The benefit of these several modes of right investment of capital would be quickly felt by the nation, not in the increase of isolated or nominal wealth, but in steady lowering of the prices of all the necessaries and innocent luxuries of life, and in the disciplined, orderly, and in that degree educational employment of every able-bodied person. For, Sir (again with your pardon), my question "Is England big enough?" was not answered by the sad experience of the artisans of Poplar. Had they been employed in earth-building instead of in shipbuilding, and heaped the Isle of Dogs itself into half as much space of good land, capable of growing corn instead of mosquitoes, they would actually have made habitable England a little bigger by this time;[78] and if the first principle of economy in employment were understood among us—namely, always to use whatever vital power of breath and muscle you have got in the country before you use the artificial power of steam and iron for what living arms can do, and never plough by steam while you forward your ploughmen to Quebec—those old familiar faces need not yet have looked their last at each other from the deck of the St. Lawrence. But on this subject I will ask your permission to write you in a few days some further words.[79]
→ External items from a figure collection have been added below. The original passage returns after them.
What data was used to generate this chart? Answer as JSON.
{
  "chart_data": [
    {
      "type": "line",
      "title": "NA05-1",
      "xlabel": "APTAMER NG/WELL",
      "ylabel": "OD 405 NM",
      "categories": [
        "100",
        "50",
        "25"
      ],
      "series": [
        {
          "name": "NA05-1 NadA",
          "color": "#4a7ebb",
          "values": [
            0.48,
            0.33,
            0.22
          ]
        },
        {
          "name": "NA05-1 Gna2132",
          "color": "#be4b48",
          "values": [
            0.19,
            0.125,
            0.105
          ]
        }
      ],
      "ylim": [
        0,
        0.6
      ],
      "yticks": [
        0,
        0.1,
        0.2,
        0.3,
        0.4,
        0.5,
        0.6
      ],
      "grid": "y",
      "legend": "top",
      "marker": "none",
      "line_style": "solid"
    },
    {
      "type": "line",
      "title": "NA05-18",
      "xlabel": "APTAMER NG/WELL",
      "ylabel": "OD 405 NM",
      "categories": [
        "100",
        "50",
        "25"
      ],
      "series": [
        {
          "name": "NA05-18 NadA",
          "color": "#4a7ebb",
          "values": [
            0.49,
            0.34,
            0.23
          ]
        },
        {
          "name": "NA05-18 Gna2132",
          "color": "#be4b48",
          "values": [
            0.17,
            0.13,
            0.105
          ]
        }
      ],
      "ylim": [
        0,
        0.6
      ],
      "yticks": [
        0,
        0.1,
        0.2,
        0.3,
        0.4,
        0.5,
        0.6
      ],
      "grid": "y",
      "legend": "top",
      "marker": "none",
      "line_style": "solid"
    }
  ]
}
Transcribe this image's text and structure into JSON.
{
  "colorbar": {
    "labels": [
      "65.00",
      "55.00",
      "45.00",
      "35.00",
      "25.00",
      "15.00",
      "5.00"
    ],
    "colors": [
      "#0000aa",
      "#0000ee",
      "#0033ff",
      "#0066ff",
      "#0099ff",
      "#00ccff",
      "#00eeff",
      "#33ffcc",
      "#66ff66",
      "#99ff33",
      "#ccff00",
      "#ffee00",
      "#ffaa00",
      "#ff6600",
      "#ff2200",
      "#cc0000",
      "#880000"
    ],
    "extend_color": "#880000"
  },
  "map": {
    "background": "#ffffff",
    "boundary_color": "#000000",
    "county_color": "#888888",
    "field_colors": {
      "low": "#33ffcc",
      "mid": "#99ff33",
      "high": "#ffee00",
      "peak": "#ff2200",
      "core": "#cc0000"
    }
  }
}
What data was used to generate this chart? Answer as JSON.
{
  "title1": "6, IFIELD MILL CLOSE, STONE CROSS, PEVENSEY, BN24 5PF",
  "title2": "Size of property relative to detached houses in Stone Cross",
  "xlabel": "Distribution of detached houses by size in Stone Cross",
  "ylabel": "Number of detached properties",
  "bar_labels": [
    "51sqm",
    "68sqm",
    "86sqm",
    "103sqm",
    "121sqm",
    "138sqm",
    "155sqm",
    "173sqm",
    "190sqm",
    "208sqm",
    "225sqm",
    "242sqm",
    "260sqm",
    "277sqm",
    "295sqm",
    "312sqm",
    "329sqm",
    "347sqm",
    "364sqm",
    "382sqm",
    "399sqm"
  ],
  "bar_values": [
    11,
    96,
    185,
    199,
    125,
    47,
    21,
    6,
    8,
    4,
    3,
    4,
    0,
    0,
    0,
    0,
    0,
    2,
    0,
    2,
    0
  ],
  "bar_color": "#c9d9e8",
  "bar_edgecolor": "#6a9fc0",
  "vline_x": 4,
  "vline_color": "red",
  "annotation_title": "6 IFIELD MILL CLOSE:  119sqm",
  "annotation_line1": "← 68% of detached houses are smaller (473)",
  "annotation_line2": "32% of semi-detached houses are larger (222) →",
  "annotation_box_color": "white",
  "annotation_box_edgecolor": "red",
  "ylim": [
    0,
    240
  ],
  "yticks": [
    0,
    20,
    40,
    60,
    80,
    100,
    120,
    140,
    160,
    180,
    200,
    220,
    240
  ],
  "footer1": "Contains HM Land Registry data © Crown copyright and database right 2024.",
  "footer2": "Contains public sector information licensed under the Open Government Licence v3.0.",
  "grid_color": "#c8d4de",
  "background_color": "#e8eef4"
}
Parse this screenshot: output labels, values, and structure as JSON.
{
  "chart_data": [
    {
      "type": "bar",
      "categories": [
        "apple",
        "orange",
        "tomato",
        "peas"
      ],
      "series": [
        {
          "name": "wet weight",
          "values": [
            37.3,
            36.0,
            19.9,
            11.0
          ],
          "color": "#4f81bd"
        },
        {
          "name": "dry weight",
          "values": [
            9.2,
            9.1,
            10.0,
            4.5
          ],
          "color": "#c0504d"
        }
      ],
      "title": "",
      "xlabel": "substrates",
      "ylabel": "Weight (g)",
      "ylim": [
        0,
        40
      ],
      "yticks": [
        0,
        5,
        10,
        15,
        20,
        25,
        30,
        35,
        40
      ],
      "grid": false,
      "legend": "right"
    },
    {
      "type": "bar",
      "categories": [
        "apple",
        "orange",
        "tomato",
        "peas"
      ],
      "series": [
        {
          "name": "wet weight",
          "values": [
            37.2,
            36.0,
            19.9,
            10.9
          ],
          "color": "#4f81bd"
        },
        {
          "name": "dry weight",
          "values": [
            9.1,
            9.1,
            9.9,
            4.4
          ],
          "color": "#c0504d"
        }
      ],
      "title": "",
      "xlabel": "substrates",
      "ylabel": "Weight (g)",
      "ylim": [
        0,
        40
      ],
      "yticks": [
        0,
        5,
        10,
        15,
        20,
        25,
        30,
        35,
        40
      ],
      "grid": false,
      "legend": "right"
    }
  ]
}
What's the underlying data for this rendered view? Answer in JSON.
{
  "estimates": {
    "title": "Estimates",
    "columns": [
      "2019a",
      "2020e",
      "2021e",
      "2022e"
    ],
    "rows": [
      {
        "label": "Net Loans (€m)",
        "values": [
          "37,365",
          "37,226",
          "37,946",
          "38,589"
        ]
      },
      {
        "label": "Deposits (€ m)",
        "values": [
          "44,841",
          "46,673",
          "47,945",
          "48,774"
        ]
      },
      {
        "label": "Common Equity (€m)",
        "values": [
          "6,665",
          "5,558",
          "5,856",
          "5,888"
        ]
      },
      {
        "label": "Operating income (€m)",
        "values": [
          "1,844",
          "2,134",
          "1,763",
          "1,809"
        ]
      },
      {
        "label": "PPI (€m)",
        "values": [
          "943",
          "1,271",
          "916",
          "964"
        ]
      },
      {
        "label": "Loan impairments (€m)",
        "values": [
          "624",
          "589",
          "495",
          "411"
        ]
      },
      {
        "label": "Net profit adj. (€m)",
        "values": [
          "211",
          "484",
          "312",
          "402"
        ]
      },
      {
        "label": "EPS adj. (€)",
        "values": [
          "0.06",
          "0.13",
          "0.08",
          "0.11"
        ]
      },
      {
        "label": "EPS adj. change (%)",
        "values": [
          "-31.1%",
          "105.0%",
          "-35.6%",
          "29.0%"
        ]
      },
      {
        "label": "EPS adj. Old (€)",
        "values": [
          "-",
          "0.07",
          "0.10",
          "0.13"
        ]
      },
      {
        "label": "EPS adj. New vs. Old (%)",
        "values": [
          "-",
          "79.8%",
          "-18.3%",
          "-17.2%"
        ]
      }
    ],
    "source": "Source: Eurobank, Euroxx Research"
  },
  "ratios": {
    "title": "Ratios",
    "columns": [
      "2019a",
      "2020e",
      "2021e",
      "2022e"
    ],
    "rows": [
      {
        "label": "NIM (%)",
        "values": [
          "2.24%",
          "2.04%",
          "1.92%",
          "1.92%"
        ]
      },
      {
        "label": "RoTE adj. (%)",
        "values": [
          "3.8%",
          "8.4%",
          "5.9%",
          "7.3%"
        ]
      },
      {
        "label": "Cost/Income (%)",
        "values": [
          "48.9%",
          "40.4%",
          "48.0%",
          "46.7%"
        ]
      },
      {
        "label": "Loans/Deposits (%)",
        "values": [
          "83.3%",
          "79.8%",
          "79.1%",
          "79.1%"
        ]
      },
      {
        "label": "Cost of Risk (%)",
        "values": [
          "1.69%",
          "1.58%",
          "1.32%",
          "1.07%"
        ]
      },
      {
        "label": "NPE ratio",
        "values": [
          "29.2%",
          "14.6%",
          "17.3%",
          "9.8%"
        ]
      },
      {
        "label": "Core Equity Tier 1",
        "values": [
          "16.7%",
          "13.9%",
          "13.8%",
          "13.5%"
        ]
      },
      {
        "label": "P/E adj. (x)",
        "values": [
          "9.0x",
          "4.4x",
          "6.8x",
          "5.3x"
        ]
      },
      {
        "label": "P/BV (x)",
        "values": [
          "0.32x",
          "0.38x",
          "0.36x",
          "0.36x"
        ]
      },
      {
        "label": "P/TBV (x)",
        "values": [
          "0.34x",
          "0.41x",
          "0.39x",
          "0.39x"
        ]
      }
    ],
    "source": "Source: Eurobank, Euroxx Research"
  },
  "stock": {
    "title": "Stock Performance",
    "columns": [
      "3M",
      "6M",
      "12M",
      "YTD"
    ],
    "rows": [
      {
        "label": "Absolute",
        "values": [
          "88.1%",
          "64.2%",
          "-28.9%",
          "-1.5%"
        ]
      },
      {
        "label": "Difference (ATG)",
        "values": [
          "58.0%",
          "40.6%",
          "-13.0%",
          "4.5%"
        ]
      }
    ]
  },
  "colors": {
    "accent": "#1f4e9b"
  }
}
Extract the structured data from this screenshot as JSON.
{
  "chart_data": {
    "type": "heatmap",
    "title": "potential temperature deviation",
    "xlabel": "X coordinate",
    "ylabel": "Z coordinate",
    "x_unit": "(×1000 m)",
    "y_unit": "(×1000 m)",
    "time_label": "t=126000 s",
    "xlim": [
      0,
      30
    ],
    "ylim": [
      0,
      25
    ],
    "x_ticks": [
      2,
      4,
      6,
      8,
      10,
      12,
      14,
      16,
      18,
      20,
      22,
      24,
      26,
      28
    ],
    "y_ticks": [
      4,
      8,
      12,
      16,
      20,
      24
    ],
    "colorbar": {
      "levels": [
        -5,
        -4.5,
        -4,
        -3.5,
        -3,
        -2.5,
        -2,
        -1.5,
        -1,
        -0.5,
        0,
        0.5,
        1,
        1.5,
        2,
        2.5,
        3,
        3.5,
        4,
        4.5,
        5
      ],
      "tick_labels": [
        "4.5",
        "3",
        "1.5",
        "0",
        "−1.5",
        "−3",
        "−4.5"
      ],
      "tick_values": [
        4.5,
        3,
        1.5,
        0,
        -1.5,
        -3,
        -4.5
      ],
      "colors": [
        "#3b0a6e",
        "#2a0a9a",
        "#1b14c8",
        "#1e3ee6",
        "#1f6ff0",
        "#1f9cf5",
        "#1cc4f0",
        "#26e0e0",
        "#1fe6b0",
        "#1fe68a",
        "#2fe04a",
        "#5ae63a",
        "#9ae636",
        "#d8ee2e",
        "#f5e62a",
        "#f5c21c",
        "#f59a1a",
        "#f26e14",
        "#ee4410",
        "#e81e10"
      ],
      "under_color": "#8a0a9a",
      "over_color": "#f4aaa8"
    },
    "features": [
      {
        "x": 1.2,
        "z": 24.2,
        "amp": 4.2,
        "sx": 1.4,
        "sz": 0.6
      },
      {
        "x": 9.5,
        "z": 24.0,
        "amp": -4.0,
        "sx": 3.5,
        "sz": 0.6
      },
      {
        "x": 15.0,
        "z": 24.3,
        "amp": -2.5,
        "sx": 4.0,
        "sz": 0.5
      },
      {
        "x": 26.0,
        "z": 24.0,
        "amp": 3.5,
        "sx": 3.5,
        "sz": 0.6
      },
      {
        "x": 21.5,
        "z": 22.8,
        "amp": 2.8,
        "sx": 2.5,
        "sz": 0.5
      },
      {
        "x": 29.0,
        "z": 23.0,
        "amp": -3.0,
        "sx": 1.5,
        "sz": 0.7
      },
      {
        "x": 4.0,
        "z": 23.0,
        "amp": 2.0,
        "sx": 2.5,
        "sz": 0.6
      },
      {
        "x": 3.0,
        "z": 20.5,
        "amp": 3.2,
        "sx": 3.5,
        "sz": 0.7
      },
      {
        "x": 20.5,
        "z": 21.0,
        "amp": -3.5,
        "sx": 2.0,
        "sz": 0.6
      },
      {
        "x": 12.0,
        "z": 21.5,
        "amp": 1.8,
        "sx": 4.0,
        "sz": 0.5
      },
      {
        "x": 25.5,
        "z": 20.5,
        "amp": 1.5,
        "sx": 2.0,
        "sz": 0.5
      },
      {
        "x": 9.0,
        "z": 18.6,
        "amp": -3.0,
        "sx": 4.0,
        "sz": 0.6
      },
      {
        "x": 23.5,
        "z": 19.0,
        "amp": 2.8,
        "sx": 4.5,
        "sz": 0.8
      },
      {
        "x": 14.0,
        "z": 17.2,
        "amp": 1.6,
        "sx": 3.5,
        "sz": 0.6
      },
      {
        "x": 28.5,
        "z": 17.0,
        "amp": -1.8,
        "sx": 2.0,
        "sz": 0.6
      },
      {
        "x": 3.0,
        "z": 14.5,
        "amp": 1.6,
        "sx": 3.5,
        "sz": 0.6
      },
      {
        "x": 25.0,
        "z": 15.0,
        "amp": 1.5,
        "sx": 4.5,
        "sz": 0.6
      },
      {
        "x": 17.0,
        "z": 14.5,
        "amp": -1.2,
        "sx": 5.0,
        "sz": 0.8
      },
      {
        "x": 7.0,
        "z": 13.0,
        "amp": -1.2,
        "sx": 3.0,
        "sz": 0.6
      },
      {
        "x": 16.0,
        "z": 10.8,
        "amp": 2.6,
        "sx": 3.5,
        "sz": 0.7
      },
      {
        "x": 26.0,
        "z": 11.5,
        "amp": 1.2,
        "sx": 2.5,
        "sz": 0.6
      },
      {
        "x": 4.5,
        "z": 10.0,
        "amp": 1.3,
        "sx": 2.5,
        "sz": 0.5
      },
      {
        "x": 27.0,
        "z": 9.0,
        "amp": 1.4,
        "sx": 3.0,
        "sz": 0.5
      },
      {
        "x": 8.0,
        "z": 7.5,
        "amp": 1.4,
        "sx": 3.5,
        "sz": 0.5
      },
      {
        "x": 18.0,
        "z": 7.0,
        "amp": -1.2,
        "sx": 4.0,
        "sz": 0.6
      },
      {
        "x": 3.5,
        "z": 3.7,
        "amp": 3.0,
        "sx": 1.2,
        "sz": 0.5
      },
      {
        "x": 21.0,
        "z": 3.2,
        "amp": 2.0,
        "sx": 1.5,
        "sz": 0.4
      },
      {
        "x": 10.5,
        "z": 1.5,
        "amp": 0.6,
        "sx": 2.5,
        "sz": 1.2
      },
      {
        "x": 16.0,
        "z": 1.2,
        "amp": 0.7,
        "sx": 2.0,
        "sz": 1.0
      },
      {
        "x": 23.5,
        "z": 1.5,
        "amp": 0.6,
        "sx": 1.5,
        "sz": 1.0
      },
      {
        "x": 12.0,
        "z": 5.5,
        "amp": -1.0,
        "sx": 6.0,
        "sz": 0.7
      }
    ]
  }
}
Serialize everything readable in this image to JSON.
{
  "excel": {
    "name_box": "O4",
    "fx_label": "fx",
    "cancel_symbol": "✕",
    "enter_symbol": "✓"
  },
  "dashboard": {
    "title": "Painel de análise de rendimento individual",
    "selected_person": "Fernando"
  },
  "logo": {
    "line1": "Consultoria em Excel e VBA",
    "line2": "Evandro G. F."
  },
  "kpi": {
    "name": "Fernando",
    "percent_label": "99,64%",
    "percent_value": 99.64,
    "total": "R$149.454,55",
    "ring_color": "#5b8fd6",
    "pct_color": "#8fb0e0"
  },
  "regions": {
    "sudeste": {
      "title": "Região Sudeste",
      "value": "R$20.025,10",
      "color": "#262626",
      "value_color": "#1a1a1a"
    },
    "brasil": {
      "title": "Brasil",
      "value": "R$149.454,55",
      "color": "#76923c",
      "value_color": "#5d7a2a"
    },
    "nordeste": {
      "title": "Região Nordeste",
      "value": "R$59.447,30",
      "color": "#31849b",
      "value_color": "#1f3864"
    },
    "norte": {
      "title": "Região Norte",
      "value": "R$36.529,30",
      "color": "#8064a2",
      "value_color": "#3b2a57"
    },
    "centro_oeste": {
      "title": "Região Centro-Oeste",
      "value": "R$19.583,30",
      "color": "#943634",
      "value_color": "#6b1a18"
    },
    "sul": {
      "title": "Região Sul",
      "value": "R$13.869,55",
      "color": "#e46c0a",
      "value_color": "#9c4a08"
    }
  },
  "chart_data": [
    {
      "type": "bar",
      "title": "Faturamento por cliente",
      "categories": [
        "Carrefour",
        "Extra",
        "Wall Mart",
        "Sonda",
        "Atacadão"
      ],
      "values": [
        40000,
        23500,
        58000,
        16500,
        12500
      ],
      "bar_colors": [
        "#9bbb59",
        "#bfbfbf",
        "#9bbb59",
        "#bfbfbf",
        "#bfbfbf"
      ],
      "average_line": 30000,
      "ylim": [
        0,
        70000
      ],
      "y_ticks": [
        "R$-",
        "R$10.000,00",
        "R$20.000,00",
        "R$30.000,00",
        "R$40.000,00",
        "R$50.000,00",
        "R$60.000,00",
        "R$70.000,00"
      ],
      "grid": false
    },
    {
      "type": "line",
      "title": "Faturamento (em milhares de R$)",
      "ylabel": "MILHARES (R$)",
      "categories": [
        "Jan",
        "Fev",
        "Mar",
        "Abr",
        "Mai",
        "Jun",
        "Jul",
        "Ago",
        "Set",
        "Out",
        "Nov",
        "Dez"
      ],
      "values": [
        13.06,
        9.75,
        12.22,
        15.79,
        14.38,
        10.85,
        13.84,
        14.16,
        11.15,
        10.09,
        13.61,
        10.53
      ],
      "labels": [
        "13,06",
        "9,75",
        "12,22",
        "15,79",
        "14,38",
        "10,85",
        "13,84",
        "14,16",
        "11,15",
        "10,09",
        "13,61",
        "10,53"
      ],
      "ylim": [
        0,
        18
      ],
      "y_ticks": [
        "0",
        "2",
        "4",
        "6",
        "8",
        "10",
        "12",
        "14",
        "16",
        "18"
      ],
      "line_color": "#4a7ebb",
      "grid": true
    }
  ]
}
I am, Sir, your faithful servant,
J. Ruskin.
Denmark Hill, Aug. 9.
FOOTNOTES:
[74] The Daily Telegraph of Saturday, August 8, contained an article on the "Increased Railway Fares," in which, commenting on Mr. Ruskin's statement that, given the law of political economy, the railways might ask as much as they could get, it is said that Mr. Ruskin mistook "the charge against the companies. While they neglected the 'law of supply and demand,' they suffered: now that they obey that law, they prosper." The latter part of the article dealt with a long letter signed "Fair Play," which was printed in the Daily Telegraph of the same day. "To Mr. Ruskin, who laughs at Political Economy," concluded the article; "and to 'Fair Play,' who thinks that Parliament is at the bottom of all the mischief, we commend a significant fact. An agitation is now on foot in Brighton to have a second railway direct to London. What is the cause of this? Not the Legislature, but the conduct of the Brighton company in raising its fares. That board, by acting in the spirit of a monopoly, has provoked retaliation, and the public now seeks to protect itself by the aid of a competing line."
The letter of the correspondent "S." (also in the Daily Telegraph of August 8) began by asking "what the capitalist is to do with his money, if the Government works the railways on the principle of the Post Office."